A pocos años del terremoto del 27 de febrero de 2010 continúa la reflexión por sus efectos, aún presentes en el debate público. En Colchagua, este desastre dió por resultado una catastrofe humana y material a gran escala. Hombres y mujeres, de todas las edades, resultaron heridos o fallecieron por el derrumbe de sus casas o por efecto del tsunami. En terminos patrimoniales, hubo edificios históricos dañados parcial o completamente. En Peralillo, por
ejemplo, el 90% de las viviendas cayeron, muchas de ellas de carácter
patrimonial.
Creemos que para comprender este fenómeno, es necesario recordar catástrofes similares, para así comparar y entender su magnitud, los efectos provocados y las medidas tomadas por los distintos actores.

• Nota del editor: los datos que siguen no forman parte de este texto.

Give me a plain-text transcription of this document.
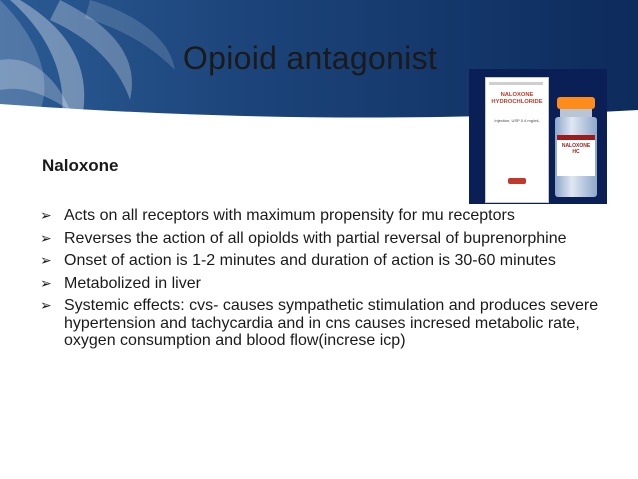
Opioid antagonist
NALOXONE HYDROCHLORIDE
Injection, USP 0.4 mg/mL
NALOXONE HC
Naloxone
➢ Acts on all receptors with maximum propensity for mu receptors
➢ Reverses the action of all opiolds with partial reversal of buprenorphine
➢ Onset of action is 1-2 minutes and duration of action is 30-60 minutes
➢ Metabolized in liver
➢ Systemic effects: cvs- causes sympathetic stimulation and produces severe hypertension and tachycardia and in cns causes incresed metabolic rate, oxygen consumption and blood flow(increse icp)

Creemos que para comprender este fenómeno, es necesario recordar catástrofes similares, para así comparar y entender su magnitud, los efectos provocados y las medidas tomadas por los distintos actores.

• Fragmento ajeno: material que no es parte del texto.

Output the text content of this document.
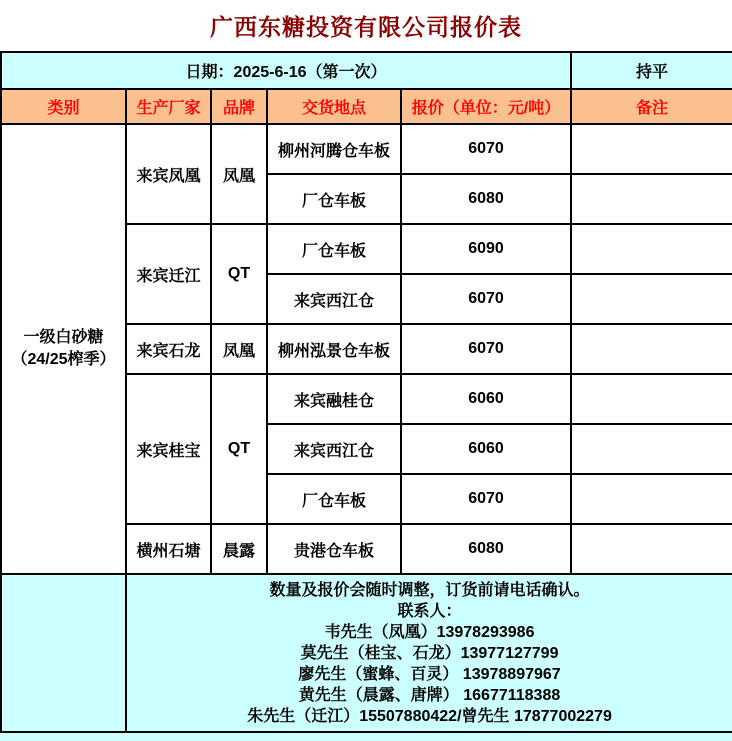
广西东糖投资有限公司报价表
日期：2025-6-16（第一次）					持平
类别	生产厂家	品牌	交货地点	报价（单位：元/吨）	备注

一级白砂糖
（24/25榨季）	来宾凤凰	凤凰	柳州河腾仓车板	6070	
			厂仓车板	6080	
	来宾迁江	QT	厂仓车板	6090	
			来宾西江仓	6070	
	来宾石龙	凤凰	柳州泓景仓车板	6070	
	来宾桂宝	QT	来宾融桂仓	6060	
			来宾西江仓	6060	
			厂仓车板	6070	
	横州石塘	晨露	贵港仓车板	6080	

数量及报价会随时调整，订货前请电话确认。
联系人：
韦先生（凤凰）13978293986
莫先生（桂宝、石龙）13977127799
廖先生（蜜蜂、百灵） 13978897967
黄先生（晨露、唐牌） 16677118388
朱先生（迁江）15507880422/曾先生 17877002279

Los asentamientos más cercanos al epicentro, pueblos como
Chépica, Quinahue, Lolol, Ránquil, Pumanque, entre otros, sufrieron importantes daños,
mientras aquellos ubicados en el litoral se destruyeron casi por completo como
el puerto de Matanzas. Cáhuil y Ciruelos sufrieron daños menores. Las ciudades
principales, Rengo y San Fernando, resultaron con gravísimos daños en su
infraestructura. El número de muertos y heridos era indeterminado.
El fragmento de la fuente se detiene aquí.